WASHINGTON - The Department of Education said on Thursday that 15 states and the District of Columbia are in the final running for new stimulus grants to be distributed this spring.
The states, which include financially strapped New York and Florida, will send representatives to the nation's capital for one more round of judging in the Race to the Top grant program.
The $787 billion American Recovery and Reinvestment Act allotted $4.35 billion for the program, which will have two phases of funding.
The Education Department said it will award half or less of the money available in April in the first phase to save funds for the second phase.
We are setting a high bar, and we anticipate very few winners in Phase One, Education Secretary Arne Duncan said in a statement.
Applications for the second phase are due June 1.
In the days to come, we will be reviewing the proposals of the finalist states with an eye on improving our application and making another bid for the second round of Race to the Top funding, said Governor Brad Henry of Oklahoma, a state that did not make the cut.
The grants are designed to spur innovation in education and boost support for semi-autonomous charter schools. President Barack Obama has asked Congress to back yet another round of Race to the Top with $1 billion after the two-year stimulus plan ends at the end of 2010.
Altogether, 40 states and the District of Columbia applied in the first phase, and any state that does not receive funds may apply in the second stage.
Rhode Island, which has had one of the highest unemployment rates in the country for more than a year, was selected as a finalist. Illinois, where Duncan once served as chief executive of Chicago schools, and its Midwestern neighbor, Ohio, were also selected.

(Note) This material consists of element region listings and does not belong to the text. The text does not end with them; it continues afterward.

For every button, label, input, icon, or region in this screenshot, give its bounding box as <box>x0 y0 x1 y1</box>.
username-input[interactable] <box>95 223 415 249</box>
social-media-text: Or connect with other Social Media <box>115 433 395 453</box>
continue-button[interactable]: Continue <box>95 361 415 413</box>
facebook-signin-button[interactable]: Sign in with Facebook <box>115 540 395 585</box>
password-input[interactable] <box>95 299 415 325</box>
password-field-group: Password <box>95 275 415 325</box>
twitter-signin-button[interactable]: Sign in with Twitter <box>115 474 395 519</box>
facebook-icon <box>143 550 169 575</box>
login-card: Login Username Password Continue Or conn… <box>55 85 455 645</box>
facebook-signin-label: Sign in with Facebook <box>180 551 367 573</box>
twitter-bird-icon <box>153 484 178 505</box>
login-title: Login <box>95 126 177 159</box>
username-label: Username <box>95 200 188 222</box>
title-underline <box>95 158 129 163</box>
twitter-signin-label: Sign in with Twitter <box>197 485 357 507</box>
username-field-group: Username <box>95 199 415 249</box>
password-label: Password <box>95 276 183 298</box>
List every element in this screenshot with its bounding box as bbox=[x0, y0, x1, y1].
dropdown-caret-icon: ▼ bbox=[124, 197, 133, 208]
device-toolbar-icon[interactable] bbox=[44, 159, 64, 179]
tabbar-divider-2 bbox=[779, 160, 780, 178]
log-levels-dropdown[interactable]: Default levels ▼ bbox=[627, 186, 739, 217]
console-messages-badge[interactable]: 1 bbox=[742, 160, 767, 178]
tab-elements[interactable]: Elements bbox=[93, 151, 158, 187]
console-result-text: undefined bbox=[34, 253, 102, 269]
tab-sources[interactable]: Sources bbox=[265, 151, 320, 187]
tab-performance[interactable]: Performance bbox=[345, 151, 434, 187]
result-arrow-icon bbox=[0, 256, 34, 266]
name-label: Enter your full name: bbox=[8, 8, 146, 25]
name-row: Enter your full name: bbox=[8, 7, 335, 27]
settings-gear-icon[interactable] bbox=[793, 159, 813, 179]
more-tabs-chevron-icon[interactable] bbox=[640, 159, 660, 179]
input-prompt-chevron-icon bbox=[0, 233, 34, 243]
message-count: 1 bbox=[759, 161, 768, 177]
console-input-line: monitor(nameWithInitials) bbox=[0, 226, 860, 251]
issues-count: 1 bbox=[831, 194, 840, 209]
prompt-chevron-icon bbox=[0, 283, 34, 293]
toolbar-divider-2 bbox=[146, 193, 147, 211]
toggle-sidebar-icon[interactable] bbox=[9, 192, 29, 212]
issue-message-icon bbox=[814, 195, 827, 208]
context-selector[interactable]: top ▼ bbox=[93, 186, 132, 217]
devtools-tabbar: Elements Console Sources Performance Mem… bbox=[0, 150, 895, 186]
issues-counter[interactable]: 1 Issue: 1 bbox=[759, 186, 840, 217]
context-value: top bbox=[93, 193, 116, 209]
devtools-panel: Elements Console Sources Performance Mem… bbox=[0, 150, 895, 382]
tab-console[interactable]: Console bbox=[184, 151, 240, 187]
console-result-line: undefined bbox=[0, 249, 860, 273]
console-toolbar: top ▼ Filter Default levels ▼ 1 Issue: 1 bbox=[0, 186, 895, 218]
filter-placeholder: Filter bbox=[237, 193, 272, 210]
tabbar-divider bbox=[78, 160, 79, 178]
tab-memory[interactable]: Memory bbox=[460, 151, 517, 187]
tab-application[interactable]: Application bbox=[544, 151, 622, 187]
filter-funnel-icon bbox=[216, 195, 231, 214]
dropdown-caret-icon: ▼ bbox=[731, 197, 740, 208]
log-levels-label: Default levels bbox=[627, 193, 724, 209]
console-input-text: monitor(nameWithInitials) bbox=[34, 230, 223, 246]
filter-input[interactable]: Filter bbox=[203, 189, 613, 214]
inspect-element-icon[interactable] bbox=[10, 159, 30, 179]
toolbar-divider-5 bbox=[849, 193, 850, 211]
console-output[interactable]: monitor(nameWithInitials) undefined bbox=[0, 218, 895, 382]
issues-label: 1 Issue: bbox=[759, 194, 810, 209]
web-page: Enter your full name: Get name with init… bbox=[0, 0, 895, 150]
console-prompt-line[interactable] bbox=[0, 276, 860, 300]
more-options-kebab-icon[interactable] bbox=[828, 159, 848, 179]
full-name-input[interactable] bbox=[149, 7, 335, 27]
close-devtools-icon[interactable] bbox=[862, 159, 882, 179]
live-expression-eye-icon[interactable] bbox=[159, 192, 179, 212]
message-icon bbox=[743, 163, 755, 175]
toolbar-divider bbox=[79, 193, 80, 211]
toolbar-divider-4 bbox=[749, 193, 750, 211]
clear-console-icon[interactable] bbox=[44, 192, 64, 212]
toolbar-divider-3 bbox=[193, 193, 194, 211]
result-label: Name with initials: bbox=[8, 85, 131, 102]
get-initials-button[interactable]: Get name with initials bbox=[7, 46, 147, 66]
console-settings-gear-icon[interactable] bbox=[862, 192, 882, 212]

The South dominated the list, with North Carolina, South Carolina, Tennessee, Georgia, Kentucky and Louisiana all advancing to the final round of applications.
Governor Jim Doyle of Wisconsin said his state's plan to boost early childhood development, address achievement declines between middle school and high school, and increase teacher quality was rejected. The state is not committed to reforming Milwaukee public schools, which have had to increase class sizes and lay off educators, he said.
The train is leaving the station. But because the Milwaukee School Board continues to cling to the status quo -- and because the State Legislature has so far failed to make real reforms -- Wisconsin is not on that train, he said in a statement.